THE ELECTRONIC HEALTH RECORDS IN PHYSIOTHERAPY: EVALUATION OF THE STRUCTURE IN A BIG HEALTH CARE DISTRICT

Jäppinen A-M1
1Helsinki University Hospital, Internal Medicine and Rehabilitation, Helsinki, Finland

Background: Adequate documentation is a part of safe and best possible health care and rehabilitation. Documentation in physiotherapy in Finland is regulated by laws, instructions of Ministry of Social Affairs and Health and instructions of Finnish Physiotherapy Association. The hospital/employer makes the local instructions in the base of national directions suitable for local patient record system. The demand for standard, structural format of patients' records is inevitable not only for the continuity of care and rehabilitation, but also to store records in the Patient Data Repository.

Purpose: The aim of this study was to evaluate the structure of electronic health records in physiotherapy and how the local instructions of physiotherapy documentation were followed. This study was made in collaboration with physiotherapist and their managers in order to develop physiotherapy documentation and its' instructions.
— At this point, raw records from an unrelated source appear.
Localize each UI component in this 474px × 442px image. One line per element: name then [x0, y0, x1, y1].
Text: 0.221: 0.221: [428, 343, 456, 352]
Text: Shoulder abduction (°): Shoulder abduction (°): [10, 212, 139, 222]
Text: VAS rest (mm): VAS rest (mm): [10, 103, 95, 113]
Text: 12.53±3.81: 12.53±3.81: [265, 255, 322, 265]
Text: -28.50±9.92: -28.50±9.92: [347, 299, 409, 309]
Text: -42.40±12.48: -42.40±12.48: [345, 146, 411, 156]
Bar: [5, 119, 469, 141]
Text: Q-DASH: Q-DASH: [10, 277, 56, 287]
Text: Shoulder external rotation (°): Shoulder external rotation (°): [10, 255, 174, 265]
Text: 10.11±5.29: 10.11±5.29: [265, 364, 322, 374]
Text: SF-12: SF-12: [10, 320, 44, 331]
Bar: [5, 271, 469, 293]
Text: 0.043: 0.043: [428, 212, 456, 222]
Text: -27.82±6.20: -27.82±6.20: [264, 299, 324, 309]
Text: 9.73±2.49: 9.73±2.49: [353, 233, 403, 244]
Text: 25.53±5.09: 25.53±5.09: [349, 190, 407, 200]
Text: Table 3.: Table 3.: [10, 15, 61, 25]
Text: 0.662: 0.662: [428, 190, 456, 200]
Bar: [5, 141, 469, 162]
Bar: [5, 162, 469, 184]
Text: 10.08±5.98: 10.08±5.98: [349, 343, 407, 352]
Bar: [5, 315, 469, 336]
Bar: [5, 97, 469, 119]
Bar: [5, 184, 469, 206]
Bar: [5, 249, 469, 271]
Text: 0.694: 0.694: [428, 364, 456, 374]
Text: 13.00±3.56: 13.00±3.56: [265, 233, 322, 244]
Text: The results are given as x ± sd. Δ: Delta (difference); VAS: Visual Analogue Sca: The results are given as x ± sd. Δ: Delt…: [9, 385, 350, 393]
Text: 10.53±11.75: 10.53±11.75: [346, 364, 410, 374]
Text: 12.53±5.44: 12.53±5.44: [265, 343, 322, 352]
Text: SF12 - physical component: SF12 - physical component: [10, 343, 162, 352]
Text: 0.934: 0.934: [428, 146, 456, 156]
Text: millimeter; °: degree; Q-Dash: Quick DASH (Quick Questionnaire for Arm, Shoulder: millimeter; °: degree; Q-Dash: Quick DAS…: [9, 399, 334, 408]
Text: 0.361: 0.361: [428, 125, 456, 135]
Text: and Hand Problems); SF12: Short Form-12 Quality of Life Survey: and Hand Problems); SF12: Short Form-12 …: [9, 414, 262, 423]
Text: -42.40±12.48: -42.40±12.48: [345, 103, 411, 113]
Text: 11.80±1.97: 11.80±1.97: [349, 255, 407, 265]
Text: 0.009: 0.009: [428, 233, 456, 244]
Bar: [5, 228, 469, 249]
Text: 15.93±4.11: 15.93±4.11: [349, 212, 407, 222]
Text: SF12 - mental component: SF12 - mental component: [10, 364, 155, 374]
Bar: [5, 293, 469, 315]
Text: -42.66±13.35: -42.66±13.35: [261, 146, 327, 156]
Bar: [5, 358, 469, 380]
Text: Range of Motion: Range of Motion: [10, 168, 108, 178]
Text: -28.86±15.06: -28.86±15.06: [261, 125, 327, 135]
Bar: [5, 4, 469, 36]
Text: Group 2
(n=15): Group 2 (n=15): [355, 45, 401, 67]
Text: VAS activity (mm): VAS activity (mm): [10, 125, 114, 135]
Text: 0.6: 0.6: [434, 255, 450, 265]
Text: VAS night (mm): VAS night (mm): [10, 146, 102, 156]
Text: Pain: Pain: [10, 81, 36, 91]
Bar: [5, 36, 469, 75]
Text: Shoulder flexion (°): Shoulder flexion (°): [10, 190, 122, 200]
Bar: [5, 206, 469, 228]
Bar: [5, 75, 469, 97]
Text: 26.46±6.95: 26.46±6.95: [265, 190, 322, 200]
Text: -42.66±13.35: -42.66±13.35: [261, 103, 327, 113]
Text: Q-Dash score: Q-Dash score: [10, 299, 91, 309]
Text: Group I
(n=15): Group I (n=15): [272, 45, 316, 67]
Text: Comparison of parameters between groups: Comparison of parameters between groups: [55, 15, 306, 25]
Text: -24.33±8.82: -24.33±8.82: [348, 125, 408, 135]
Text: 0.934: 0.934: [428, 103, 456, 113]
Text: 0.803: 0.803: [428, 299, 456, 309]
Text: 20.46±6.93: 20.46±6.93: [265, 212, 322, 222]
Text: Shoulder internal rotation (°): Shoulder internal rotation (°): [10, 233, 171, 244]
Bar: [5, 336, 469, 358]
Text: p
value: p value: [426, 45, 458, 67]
Methods: In this survey study contact physiotherapists, responsible for developing documentation, evaluated the structure of health records made by physiotherapists in their own unit. The evaluation questionnaire was made in the basis of local instructions of physiotherapy documentation in the health care district. The questionnaire was internet based and included 44 questions, which were mainly claims with yes/no answer alternatives and open questions to clarify answers. The anonymity of physiotherapists and patients were ensured. The survey was carried out in 2017.

Results: The data consisted of 136 answers of 136 physiotherapy health records. In 93 % (n=127) health records physiotherapists used structural format. In health records following headlines and information were most described: the reason for care (71%, n=97), diagnosis (62%, n=85), patients' ability to manage in activities of daily living (53 %, n=74), patient education/counselling (70 %, n=95), physiotherapy/rehabilitation services (72 %, n=98), the continuity of care or physiotherapy services (74%, n=100). The following content were less described: the environmental factors of patient (29%, n=40), physiotherapeutic assessment results (43 %, n=57), conclusions from assessment (24%, n=33).

Conclusion(s): Physiotherapists used structural format in their documentation. Many relevant and important information could be found in health records in same structure. Still important information was lacking, for example conclusions from physiotherapeutic assessment, which could be considered important result from clinical reasoning.

Implications: The results of this study have been used and can be used in developing documentation instructions and standards. New Customer and Patient Record System, which combines social and health care services in the health care district, will be adopted during 2018-2020. The new system enables better structural format of documentation, the use of ICF and The National Classification of Physiotherapy Practice.

Keywords: Physiotherapy, documentation, health record

Funding acknowledgements: No funding

Topic: Information management, technology & big data; Professional practice: other

Ethics approval required: No
Institution: N/A
Ethics committee: N/A
Reason not required: The study was a patient record study with no identification of patients. It was a part of normal quality assessment work.